IMPORTANT: I do not build these every day, and do not stock many of the parts. The coilover housings are typically built and powder coated to order. Typical build time is 6-8 weeks.
Extreme Top Mount Option: This option tilts the strut further in at the top, improving camber curves, roll center location, and wheel clearance. Coilovers ordered with this option will include a normal length front knuckle bracket (not extended like my standard housings) with an offset upper hole to help remove what would otherwise be excessive negative camber. This option will require drilling a new hole in the chassis of your car to access the rebound adjuster! See my blog post on the subject for more details. This template can be used to assist in locating and drilling the required holes.
Mild Top Mount Option: This option effects the front only. Less camber and caster are added compared to the standard top mounts, making for reduced steering effort. Primarily intended for manual steering. Tire clearance will be reduced!
Knuckle Tab Option (standard / mild top mounts only): The "standard" knuckle tab has a slotted upper hole to allow it to be used with either the extreme or standard top mounts. The "extended" tab provides more wheel and tire clearance for the standard or mild top mounts, at the expense of a slightly worse camber curve.
The housings are custom built from the ground up with .083 wall DOM tube, laser cut brackets and tabs, TIG welded, and finished with black powder coat. Wilhelm Raceworks coilover housings are designed around the Koni Race line of strut inserts. They also feature an extended knuckle bracket on the front strut for increased tire clearance, and as an added bonus are ≈1lb per corner lighter than modified stock housings. Standard insert part numbers are shown below:
Coilovers typically require shorter front end links, and these are no exception. Made with three piece FK rod ends and aluminum hex center sections, Wilhelm Raceworks end links are fully adjustable to eliminate sway bar preload and easily rebuildable should the rod ends wear out.
All Wilhelm Raceworks coilovers include a front upper spring perch with an integrated, sealed, angular contact roller bearing. This allows the steering action to be handled by a bearing intended for that rotary motion, just like the stock Toyota upper mounts. Steering feel is significantly improved, and maintenance is reduced compared to using "Torrington" thrust roller bearings under the springs.

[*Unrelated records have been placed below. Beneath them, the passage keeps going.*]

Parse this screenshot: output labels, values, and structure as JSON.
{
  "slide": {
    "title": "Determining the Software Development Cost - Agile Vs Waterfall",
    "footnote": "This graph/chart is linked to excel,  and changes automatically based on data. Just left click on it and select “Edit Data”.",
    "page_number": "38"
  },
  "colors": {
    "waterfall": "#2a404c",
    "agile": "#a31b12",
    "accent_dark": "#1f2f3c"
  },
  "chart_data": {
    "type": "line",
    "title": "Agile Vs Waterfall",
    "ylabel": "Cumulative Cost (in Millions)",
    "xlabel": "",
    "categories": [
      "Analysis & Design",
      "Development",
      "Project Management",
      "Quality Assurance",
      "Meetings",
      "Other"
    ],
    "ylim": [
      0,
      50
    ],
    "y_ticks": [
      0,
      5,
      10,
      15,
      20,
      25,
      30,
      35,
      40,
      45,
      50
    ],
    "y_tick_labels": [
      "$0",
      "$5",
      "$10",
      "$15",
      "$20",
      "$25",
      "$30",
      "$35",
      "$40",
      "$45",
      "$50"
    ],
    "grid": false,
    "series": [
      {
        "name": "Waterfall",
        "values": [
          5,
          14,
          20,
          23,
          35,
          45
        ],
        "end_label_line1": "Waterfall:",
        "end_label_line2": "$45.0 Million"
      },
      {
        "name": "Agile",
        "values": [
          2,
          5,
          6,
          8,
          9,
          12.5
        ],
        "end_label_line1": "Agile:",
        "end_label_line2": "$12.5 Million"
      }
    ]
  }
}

Spring rates should be tailored to your intended use. Softer rates of course provide a better ride, assuming enough travel to avoid bottoming out on bumps. Stiffer rates reduce body roll, and allow for lower ride heights without bottoming out. For a street MR2 I would suggest rates in the range of 250 / 350lb/in (front/rear), up to about 350 / 450 , paired with your choice of sway bar(s). A front bar only might be sufficient, depending on your goals and preferences. For comparison purposes, those rates in kg/mm (k) are approximately equal to 4.5k / 6.25k, and 6.25k / 8k. For slightly softer ride the front rates can be reduced some relative to the rear rates, but more front sway bar stiffness will likely be required to balance the handling.
For a more track oriented (or track only) car, higher rates are appropriate. I have run as high as 550 / 700 (9.8k / 12.5k) on my car with a Whiteline front sway bar. This worked OK on a smooth track, but I had some trouble getting it properly damped for bumpier autocross courses. I have since dropped down to 400 / 550 (7.1k / 9.8k) and like that setup better even on the smoother track. It is also quite a bit more comfortable on the road.